Não existe um número único, porque depende da sua alteração, do seu ponto de partida e do que a sua rotina permite mudar por vez. O que eu posso te dizer é como o acompanhamento se comporta no tempo.
No começo, os encontros são mais próximos, porque é quando os ajustes acontecem. Depois eles se espaçam. O objetivo declarado do trabalho é que você não precise mais de mim para decidir o que fazer no dia a dia.
Eu prefiro dizer isso na primeira conversa em vez de deixar você descobrir na terceira. O atendimento é exclusivamente particular, sem nenhum convênio, presencial em Goiânia ou por telenutrição para todo o Brasil. Se isso não couber para você agora, é melhor saber hoje.
Também vale um alerta prático. Um acompanhamento de duas semanas dificilmente conversa com o prazo em que o seu médico vai pedir o exame de novo. Mudança de rotina leva mais tempo do que motivação costuma durar, e é justamente por isso que existe acompanhamento.

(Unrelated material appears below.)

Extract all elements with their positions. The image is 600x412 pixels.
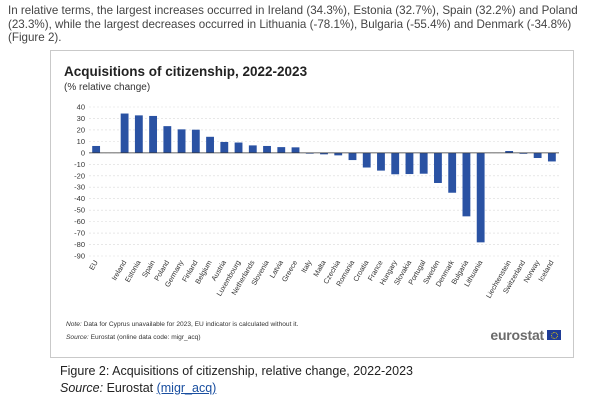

Meu exame alterou pouco. Já é motivo para procurar alguém?
Essa pergunta chega quase pedindo desculpa, e ela merece uma resposta direta.
Você não precisa estar doente para procurar um nutricionista. Não precisa ter um resultado dramático, nem estar no limite, nem ter recebido um diagnóstico com nome grave. Alteração inicial é uma informação chegando cedo, e chegar cedo costuma ser a melhor posição possível.
Existe algo bem concreto do meu lado. Quando a alteração é recente e discreta, a conversa é sobre organizar, não sobre corrigir um cenário instalado há anos. O trabalho é mais simples, e a sua vida muda menos.
Se você ainda está em dúvida se este é o seu momento, esse assunto tem um caminho próprio em quando procurar um nutricionista e quais sinais realmente pedem ajuda.
E se o seu papel com o número circulado está na gaveta há três meses, não trate isso como preguiça. A explicação está na ausência de uma instrução aplicável, que é exatamente o que ninguém te deu na saída da consulta.
Para quem mora aqui, existe o atendimento presencial de nutrição em Goiânia, no beLIV Espaço de Saúde e Bem-Estar. Eu sou nutricionista, CRN-1 nº 19825, formada pela Universidade Federal de Goiás, com mais de quatro anos de experiência em nutrição clínica hospitalar e ambulatorial. Boa parte desse tempo foi passada exatamente aqui: ao lado de alguém com um exame na mão, decidindo o que fazer na próxima refeição.
Conteúdo educativo, de caráter informativo, que não substitui a consulta individual nem constitui orientação nutricional personalizada. A interpretação dos seus exames e a conduta clínica cabem ao seu médico. Nenhuma informação deste texto deve ser usada para iniciar, alterar ou suspender tratamento.